See me. Think about me. Remember.
“Trevor.” He takes a second, glances at the sky, and then, like he’s made a decision he thinks he’ll regret, he looks me in the eye again. “She knew you might be here. She asked Una Kelly about you.”
I open my mouth, but the words don’t come. She meant to come to me? Or was it that she didn’t care that I was here? Or did she come to face me so she can put me behind her forever? Hope and devastation bloom in my chest as I break into a cold sweat.
“How do you know that?” I finally manage to ask.
Cadoc flashes a wry smile. “Female grapevine. Una Kelly told the witch who told my mate. I’d appreciate it if you kept it to yourself. I was sworn to secrecy.” Cadoc snorts. “If only cell service was as reliable out here as the gossip.”
I gape at the busted wall of the hutch and say, more to myself than anything, “What do I do?”
Cadoc crosses his arms and examines the missing slats, too. “Well, I’m not going to pretend that I know what you’ve both gone through. I can’t even imagine. But going by my experience, the mistakes I’ve made in life, I’d say that you can’t go wrong with listening. And patience. If she had the courage to come to you, you can hear her out.” He scratches the back of his head. “Maybe stick to bland foods for a while. Bananas, rice, applesauce, toast. That’s what the witch told Rosie to eat for the morning sickness.”
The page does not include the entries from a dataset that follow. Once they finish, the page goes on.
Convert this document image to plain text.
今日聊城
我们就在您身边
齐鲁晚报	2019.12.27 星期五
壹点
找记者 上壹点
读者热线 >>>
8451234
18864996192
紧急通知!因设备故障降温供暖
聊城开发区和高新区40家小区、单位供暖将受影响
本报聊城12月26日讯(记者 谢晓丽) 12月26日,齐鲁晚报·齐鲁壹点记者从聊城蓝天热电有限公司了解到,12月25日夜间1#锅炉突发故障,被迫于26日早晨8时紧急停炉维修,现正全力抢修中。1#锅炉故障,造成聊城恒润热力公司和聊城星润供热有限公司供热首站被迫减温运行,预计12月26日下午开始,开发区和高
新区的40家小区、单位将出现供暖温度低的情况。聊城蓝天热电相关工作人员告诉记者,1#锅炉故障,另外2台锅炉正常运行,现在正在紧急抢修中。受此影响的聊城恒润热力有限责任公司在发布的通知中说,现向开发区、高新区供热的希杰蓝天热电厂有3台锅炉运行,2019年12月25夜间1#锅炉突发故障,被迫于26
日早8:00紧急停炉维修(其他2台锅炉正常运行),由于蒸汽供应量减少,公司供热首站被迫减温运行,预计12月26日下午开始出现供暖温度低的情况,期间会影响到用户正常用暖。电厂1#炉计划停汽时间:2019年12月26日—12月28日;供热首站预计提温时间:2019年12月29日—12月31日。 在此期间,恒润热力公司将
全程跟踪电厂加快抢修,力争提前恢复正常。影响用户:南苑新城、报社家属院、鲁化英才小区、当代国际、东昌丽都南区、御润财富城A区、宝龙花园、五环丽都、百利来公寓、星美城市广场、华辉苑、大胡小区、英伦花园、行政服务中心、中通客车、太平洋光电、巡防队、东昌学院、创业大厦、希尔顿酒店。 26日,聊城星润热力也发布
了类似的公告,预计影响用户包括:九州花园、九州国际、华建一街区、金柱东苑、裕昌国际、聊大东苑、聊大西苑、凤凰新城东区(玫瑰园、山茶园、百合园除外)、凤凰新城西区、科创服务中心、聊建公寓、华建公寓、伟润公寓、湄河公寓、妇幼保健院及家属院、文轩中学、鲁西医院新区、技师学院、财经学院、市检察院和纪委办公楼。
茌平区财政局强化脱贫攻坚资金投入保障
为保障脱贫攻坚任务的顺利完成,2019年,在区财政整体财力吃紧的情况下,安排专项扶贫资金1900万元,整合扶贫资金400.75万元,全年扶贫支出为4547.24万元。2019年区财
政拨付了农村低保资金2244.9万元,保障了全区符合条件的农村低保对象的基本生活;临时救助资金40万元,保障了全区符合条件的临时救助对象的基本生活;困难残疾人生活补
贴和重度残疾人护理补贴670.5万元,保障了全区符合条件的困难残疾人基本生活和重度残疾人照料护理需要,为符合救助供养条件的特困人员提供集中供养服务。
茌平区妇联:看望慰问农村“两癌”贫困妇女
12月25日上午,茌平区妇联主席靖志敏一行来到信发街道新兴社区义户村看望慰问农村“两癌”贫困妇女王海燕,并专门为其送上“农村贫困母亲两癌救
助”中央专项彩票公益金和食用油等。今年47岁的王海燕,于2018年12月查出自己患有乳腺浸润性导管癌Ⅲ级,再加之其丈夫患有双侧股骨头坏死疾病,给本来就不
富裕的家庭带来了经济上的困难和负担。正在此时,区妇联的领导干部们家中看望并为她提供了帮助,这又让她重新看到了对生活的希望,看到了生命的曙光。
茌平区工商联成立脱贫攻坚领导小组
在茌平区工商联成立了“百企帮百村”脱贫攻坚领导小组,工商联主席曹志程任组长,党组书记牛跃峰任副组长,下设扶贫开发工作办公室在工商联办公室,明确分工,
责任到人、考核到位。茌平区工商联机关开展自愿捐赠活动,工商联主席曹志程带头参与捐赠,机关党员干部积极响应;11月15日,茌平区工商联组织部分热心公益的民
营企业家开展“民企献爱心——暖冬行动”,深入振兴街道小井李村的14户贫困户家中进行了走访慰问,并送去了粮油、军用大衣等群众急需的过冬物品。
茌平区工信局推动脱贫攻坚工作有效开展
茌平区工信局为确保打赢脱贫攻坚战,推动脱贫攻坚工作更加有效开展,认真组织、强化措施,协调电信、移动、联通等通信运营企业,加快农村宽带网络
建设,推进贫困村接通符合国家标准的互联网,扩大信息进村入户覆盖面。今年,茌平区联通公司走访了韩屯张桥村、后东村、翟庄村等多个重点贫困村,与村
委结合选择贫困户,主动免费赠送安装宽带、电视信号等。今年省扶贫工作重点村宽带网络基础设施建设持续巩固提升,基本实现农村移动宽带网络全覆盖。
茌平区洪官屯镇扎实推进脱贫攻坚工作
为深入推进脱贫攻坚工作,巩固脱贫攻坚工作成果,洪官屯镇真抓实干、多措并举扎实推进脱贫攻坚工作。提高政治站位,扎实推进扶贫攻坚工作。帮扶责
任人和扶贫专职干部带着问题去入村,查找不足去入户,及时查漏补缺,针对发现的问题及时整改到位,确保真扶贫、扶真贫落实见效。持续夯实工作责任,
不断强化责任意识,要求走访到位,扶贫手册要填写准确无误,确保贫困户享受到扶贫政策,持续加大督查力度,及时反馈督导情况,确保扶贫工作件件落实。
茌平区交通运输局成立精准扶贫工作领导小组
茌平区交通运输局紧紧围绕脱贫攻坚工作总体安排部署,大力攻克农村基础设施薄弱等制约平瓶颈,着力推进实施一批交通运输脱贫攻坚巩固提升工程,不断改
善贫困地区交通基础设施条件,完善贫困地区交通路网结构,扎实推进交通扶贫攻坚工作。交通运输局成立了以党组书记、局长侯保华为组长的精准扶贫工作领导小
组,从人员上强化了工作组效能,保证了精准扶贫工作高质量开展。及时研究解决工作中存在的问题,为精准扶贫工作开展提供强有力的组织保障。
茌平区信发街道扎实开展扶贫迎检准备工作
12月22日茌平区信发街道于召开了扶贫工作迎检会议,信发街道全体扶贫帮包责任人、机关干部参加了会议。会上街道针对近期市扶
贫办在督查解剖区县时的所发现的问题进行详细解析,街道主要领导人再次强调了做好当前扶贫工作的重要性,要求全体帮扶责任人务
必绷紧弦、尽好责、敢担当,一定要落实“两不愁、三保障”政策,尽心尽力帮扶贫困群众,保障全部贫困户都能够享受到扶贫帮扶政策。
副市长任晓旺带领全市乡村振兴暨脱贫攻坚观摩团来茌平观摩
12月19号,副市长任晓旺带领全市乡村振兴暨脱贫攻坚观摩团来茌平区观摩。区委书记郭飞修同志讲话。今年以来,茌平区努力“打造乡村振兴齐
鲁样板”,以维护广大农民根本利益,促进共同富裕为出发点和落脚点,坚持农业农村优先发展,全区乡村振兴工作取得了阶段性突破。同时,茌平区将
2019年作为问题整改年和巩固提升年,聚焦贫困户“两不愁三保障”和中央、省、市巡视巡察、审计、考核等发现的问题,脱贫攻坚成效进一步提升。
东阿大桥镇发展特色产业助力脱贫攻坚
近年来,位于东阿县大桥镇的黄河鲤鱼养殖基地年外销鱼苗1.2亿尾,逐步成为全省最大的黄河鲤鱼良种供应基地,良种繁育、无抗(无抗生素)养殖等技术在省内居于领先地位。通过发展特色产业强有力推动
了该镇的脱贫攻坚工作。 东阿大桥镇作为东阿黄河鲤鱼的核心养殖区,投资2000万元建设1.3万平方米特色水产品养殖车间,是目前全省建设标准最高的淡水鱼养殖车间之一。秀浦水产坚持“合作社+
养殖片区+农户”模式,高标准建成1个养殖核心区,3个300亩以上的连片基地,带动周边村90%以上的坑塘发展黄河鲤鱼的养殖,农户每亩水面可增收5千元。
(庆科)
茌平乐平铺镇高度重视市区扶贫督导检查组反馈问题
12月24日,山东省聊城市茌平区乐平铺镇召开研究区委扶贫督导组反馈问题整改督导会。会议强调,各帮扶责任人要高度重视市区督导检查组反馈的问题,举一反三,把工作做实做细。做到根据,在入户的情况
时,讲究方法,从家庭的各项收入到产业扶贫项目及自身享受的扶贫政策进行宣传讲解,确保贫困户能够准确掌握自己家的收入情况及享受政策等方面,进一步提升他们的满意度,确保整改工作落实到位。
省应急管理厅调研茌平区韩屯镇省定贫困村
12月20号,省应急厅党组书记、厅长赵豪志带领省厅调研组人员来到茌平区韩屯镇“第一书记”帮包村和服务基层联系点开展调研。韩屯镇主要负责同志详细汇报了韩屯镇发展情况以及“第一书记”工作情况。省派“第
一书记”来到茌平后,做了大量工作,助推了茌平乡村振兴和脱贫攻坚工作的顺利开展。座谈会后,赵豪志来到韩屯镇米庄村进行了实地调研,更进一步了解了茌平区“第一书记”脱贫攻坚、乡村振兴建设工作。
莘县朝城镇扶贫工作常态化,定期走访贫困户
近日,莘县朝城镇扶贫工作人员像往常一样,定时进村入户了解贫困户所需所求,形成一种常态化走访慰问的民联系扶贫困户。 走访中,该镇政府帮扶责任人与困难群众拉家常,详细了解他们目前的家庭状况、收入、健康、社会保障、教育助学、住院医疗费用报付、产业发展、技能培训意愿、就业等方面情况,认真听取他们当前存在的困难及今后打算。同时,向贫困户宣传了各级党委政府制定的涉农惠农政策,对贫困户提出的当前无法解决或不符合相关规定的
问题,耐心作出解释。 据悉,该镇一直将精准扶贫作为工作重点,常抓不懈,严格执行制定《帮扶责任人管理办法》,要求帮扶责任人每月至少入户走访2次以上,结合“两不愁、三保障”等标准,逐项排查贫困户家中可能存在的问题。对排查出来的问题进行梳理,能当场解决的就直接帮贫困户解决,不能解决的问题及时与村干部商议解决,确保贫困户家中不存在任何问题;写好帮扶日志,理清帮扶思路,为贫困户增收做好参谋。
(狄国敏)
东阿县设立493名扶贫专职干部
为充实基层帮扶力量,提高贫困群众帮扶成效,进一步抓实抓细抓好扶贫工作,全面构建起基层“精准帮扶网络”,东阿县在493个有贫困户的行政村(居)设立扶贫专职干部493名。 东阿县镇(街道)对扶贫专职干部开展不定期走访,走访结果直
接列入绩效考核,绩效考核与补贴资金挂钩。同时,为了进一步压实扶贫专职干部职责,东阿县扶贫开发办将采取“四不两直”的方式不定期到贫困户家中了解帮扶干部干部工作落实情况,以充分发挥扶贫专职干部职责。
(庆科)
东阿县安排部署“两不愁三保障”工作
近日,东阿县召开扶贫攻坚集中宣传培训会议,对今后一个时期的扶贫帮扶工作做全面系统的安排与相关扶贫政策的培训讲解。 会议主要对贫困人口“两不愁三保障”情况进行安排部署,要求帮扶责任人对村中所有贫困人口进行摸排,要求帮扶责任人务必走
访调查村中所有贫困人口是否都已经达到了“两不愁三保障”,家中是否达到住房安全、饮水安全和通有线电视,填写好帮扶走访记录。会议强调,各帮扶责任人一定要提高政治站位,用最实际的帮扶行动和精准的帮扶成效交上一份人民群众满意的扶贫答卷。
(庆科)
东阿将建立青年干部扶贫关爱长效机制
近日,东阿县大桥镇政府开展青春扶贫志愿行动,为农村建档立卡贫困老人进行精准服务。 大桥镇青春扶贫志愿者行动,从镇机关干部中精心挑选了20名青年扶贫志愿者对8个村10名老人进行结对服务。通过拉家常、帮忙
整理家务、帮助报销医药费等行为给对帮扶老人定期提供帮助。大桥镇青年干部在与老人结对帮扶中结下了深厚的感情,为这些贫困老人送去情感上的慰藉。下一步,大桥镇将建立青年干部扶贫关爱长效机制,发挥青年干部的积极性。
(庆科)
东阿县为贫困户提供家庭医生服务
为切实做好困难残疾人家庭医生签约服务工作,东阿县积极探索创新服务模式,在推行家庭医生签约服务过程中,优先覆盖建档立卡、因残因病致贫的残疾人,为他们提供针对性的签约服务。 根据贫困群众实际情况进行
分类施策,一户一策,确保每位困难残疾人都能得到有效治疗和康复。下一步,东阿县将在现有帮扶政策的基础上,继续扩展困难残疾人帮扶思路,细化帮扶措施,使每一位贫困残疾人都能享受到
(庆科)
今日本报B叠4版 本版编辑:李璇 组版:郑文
I tilt my head back, close my eyes, and groan. “I’m never living that down, am I?”
“Never,” Cadoc chuckles. “Pups will be reenacting the scene with their sock puppets around the evening fire for years.”
“You could just whack me across the back of the head with that two-by-four now.”
“Nah. You’ve got a hutch to mend. If something gets that rabbit, Flora will be devastated, which means Alec will be off his game, which means we’ll fall behind on the drainage overhaul—yet again—which means the next time it rains more than three inches in an hour, we’ll be in standing water, and guess who’ll be bailing out an old cave like it’s a sinking ship with every elder, female, and pup sitting on top every piece of available furniture, crying and shouting advice and complaining about how they’re hungry and missing tea?”